Wednesday, February 15, 2006

Why I hate the MTA (excuse me, METRO!) - but am still happy!

Well, my Valentine's Day was ... different, to say the least! Not quite what I'd expected, thanks to the crack team* at the Los Angeles Metropolitan Transit Authority (and for all I know they may BE the team that's on crack - not that I'm making any slanderous accusations or anything, just a personal opinion).

I snuck out of work 15 minutes early, planning to get home a little early so I could make myself look gorgeous for my anticipated evening with the incredibly handsome and sweet Steve P. Unfortunately, the MTA decided to sabotage my journey (and undoubtedly a lot of other would-be Valentine's Day journeyers as well) by first stalling a train at the 7th & Metro station, thus forcing all trains to run on a single track for about an hour; THEN when that problem was removed, by setting off a smoke detector at the Vermont & Santa Monica station.

Now the MTA (excuse me, Metro!) has an interesting way of dealing with situations like this: they throw all the train riders out on the street and abandon them to whatever adventures may ensue. Now you'd think, since they run the bus lines as well as the trains, they'd immediately reroute as many buses as possible at street level, so as to accommodate all those poor lost souls. Naaahhh! But what's funny (funny strange, not funny ha ha) is that they TELL the poor lost souls that there will be lots of buses waiting for them at street level - and by the time the P.L.S.'s get to the street, and find out that, of course, there ARE no buses - they can't get back into the train station again because of the "potentially hazardous situation" below.

Ha ha! Funny Metro! You always make my life so interesting.

Fortunately, my hero and knight-in-shining-armor, Steve P., risked life & limb to drive allll the way from the beautiful San Fernando Valley to sleazy Vermont & Santa Monica to pick me up, and we wound up having a nice evening after all, dining at the historic Bob's Big Boy in beautiful Toluca Lake.
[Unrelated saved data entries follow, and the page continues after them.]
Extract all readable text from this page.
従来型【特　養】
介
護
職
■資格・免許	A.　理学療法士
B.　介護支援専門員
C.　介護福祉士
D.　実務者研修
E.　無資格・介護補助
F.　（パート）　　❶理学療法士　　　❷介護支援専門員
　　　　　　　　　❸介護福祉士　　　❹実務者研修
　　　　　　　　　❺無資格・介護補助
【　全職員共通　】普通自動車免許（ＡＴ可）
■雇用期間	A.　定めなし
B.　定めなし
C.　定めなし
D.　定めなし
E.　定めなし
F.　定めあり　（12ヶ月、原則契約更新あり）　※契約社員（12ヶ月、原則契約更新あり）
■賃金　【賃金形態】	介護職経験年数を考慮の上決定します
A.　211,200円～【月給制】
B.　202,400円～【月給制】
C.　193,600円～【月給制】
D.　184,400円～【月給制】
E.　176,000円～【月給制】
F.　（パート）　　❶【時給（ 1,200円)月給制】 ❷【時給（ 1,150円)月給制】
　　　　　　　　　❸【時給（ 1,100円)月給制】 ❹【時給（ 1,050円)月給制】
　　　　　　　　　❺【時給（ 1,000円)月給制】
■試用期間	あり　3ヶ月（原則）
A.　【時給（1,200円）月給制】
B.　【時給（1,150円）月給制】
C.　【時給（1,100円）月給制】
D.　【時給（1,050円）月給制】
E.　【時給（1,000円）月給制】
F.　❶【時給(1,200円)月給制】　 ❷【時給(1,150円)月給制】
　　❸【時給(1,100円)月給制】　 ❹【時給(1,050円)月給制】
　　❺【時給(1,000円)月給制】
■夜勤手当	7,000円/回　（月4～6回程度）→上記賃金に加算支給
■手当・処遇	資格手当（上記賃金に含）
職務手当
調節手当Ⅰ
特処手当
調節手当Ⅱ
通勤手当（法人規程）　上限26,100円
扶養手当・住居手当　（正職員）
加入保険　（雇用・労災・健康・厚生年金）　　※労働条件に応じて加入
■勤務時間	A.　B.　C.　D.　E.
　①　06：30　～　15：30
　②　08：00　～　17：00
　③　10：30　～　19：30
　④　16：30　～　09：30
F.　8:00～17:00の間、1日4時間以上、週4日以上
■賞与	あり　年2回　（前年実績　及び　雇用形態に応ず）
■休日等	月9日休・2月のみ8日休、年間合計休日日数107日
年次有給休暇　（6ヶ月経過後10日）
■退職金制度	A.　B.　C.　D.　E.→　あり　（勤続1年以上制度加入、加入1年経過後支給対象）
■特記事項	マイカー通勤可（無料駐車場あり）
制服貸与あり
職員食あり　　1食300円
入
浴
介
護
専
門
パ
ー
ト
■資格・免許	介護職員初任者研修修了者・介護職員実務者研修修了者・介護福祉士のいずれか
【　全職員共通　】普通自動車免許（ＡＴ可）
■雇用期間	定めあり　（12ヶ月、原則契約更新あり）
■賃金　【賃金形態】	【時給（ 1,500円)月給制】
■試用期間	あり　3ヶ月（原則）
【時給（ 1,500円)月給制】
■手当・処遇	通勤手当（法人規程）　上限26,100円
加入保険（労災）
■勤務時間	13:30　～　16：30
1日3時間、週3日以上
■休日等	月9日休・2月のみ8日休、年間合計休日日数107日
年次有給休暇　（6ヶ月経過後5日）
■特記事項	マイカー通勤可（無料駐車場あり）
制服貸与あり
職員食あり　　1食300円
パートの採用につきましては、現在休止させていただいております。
AND he gave me lots and lots of beautiful roses. So phhhbbttt to the MTA and all their minions!

I'm still gonna tell the Mayor on you, though.

Friday, February 03, 2006

The day the music died ...

Some people remember exactly where they were when John F. Kennedy was shot; or when they heard the news about Buddy Holly, Richie Valens and The Big Bopper.
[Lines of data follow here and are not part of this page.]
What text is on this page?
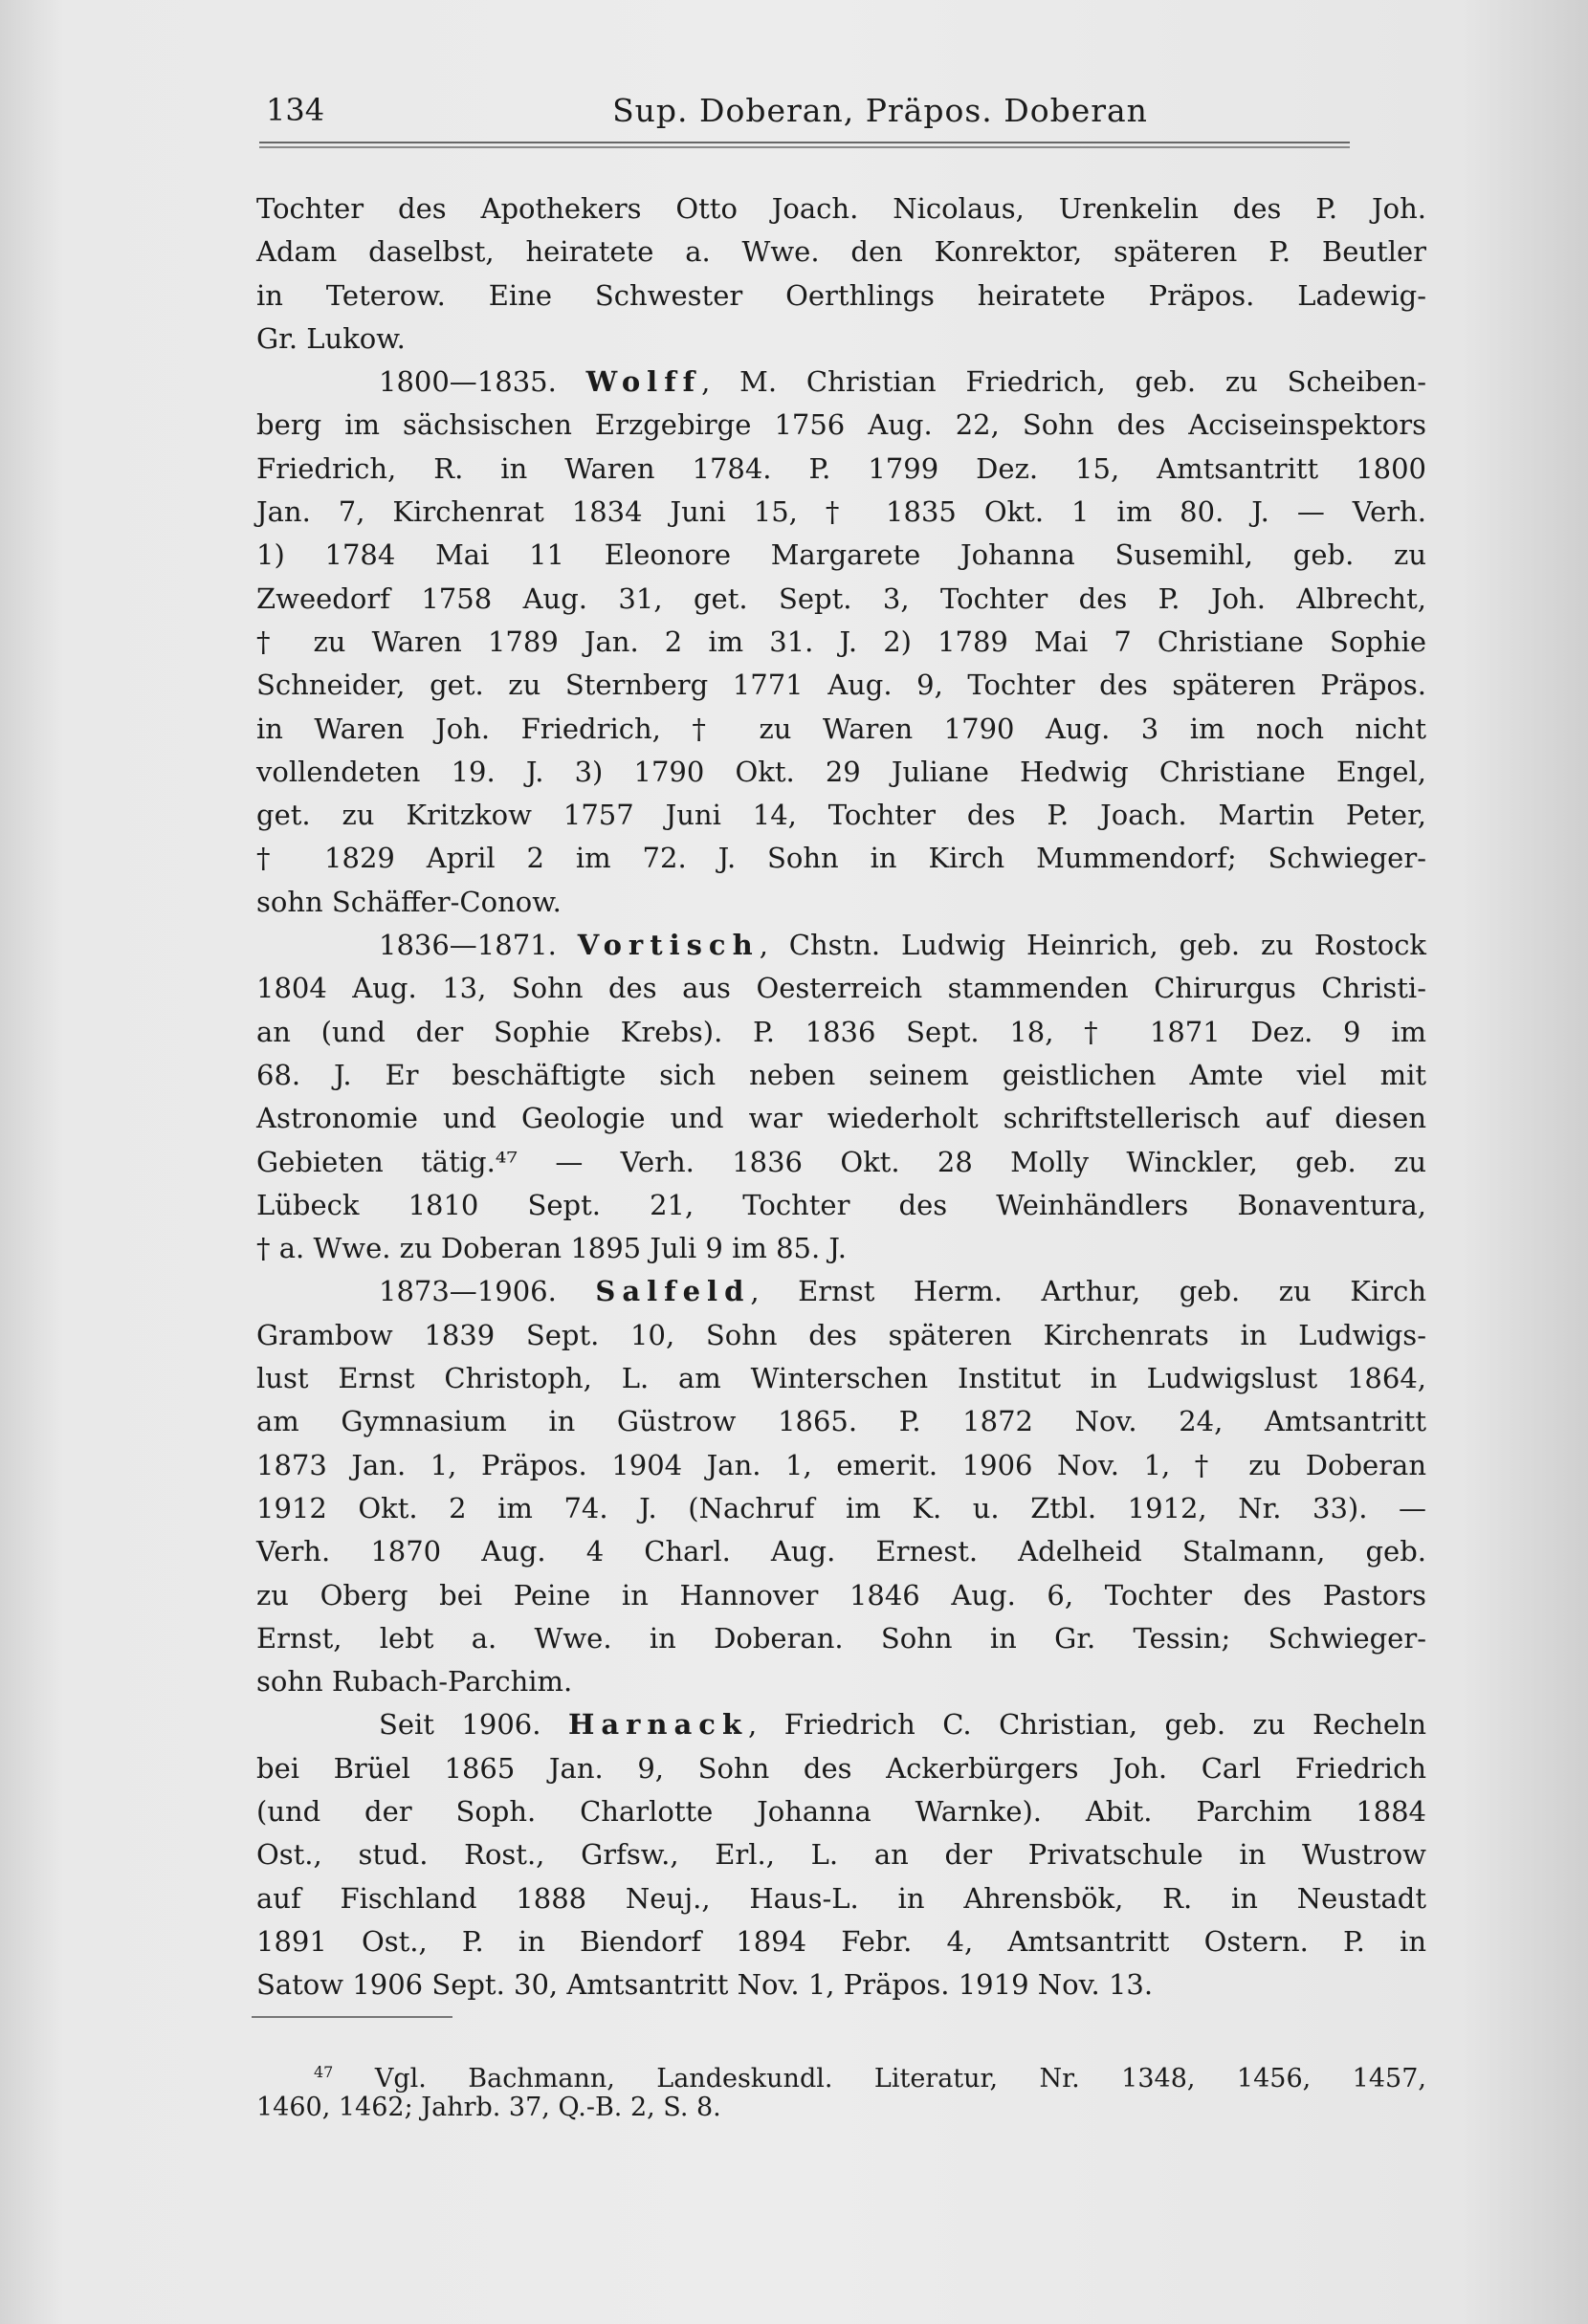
134	Sup. Doberan, Präpos. Doberan
Tochter des Apothekers Otto Joach. Nicolaus, Urenkelin des P. Joh.
Adam daselbst, heiratete a. Wwe. den Konrektor, späteren P. Beutler
in Teterow. Eine Schwester Oerthlings heiratete Präpos. Ladewig-
Gr. Lukow.
1800—1835. Wolff, M. Christian Friedrich, geb. zu Scheiben-
berg im sächsischen Erzgebirge 1756 Aug. 22, Sohn des Acciseinspektors
Friedrich, R. in Waren 1784. P. 1799 Dez. 15, Amtsantritt 1800
Jan. 7, Kirchenrat 1834 Juni 15, † 1835 Okt. 1 im 80. J. — Verh.
1) 1784 Mai 11 Eleonore Margarete Johanna Susemihl, geb. zu
Zweedorf 1758 Aug. 31, get. Sept. 3, Tochter des P. Joh. Albrecht,
† zu Waren 1789 Jan. 2 im 31. J. 2) 1789 Mai 7 Christiane Sophie
Schneider, get. zu Sternberg 1771 Aug. 9, Tochter des späteren Präpos.
in Waren Joh. Friedrich, † zu Waren 1790 Aug. 3 im noch nicht
vollendeten 19. J. 3) 1790 Okt. 29 Juliane Hedwig Christiane Engel,
get. zu Kritzkow 1757 Juni 14, Tochter des P. Joach. Martin Peter,
† 1829 April 2 im 72. J. Sohn in Kirch Mummendorf; Schwieger-
sohn Schäffer-Conow.
1836—1871. Vortisch, Chstn. Ludwig Heinrich, geb. zu Rostock
1804 Aug. 13, Sohn des aus Oesterreich stammenden Chirurgus Christi-
an (und der Sophie Krebs). P. 1836 Sept. 18, † 1871 Dez. 9 im
68. J. Er beschäftigte sich neben seinem geistlichen Amte viel mit
Astronomie und Geologie und war wiederholt schriftstellerisch auf diesen
Gebieten tätig.⁴⁷ — Verh. 1836 Okt. 28 Molly Winckler, geb. zu
Lübeck 1810 Sept. 21, Tochter des Weinhändlers Bonaventura,
† a. Wwe. zu Doberan 1895 Juli 9 im 85. J.
1873—1906. Salfeld, Ernst Herm. Arthur, geb. zu Kirch
Grambow 1839 Sept. 10, Sohn des späteren Kirchenrats in Ludwigs-
lust Ernst Christoph, L. am Winterschen Institut in Ludwigslust 1864,
am Gymnasium in Güstrow 1865. P. 1872 Nov. 24, Amtsantritt
1873 Jan. 1, Präpos. 1904 Jan. 1, emerit. 1906 Nov. 1, † zu Doberan
1912 Okt. 2 im 74. J. (Nachruf im K. u. Ztbl. 1912, Nr. 33). —
Verh. 1870 Aug. 4 Charl. Aug. Ernest. Adelheid Stalmann, geb.
zu Oberg bei Peine in Hannover 1846 Aug. 6, Tochter des Pastors
Ernst, lebt a. Wwe. in Doberan. Sohn in Gr. Tessin; Schwieger-
sohn Rubach-Parchim.
Seit 1906. Harnack, Friedrich C. Christian, geb. zu Recheln
bei Brüel 1865 Jan. 9, Sohn des Ackerbürgers Joh. Carl Friedrich
(und der Soph. Charlotte Johanna Warnke). Abit. Parchim 1884
Ost., stud. Rost., Grfsw., Erl., L. an der Privatschule in Wustrow
auf Fischland 1888 Neuj., Haus-L. in Ahrensbök, R. in Neustadt
1891 Ost., P. in Biendorf 1894 Febr. 4, Amtsantritt Ostern. P. in
Satow 1906 Sept. 30, Amtsantritt Nov. 1, Präpos. 1919 Nov. 13.
$^{47}$ Vgl. Bachmann, Landeskundl. Literatur, Nr. 1348, 1456, 1457,
1460, 1462; Jahrb. 37, Q.-B. 2, S. 8.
Me, I remember exactly where I was when I heard that Karen Carpenter had died.

It was a rainy Friday morning, February 4, 2003. I was sitting in my pickup truck in the parking lot at Fireman's Fund Insurance Company in Tustin, California, where I worked as a word processing operator. As I sipped my morning coffee, I turned on the radio just in time to hear the last few bars of "Superstar" by the Carpenters on KFI AM 640 - which was still a Top 40 music station at the time, and not the combative talk radio station it's grown into since.

"That was 'Superstar'," said the DJ, "and if you're just joining us, we've just learned the sad news that Karen Carpenter passed away this morning from a heart attack."

I was stunned. Karen Carpenter? Dead? of a HEART ATTACK for God's sake?? She was only 33 years old! Who dies of a heart attack at age 33? But of course, not long afterwards we, the public who'd loved her and her beautiful voice for so long, found out what everyone in the entertainment industry seemed to have known all along - Karen was a victim of a strange disease called anorexia nervosa.

Now I'd been a Karen Carpenter fan since my early teen years. She was everything I wanted to be - beautiful face, beautiful hair, beautiful voice, beautiful everything. Oh, how I longed to sing like Karen Carpenter! I would sit in my room and sing along with her, playing their albums on one of those old plastic turntables, trying and failing to match that clear, sweet tone. (I'm still trying, even today.)

And she was beautiful too, and slim! Yes, I envied her for that too. And could never understood the sniping critics who, early in her career, insisted Karen was "too chubby". When was this lovely young woman ever "chubby"? To me and millions of young girls who were FAT, not just "chubby", Karen was "just right".

If only she'd been able to listen to us, and not to the critics. But she took their nasty comments to heart, and because of them, it is now 23 years since that beautiful voice has graced the world.

And those critics - the ones who drove her to her grave - they're still out there, alive and thriving. Ever watch a show called "American Idol"? Now I have to be honest - I enjoy the show. But watch it sometime. Watch how the judges, particularly Simon Cowell, never EVER miss an opportunity to insult a contestant's weight. Many of those contestants are young, impressionable women - about Karen's age when her career began.

How many of them will hear that voice - instead of their own - and wind up like Karen Carpenter?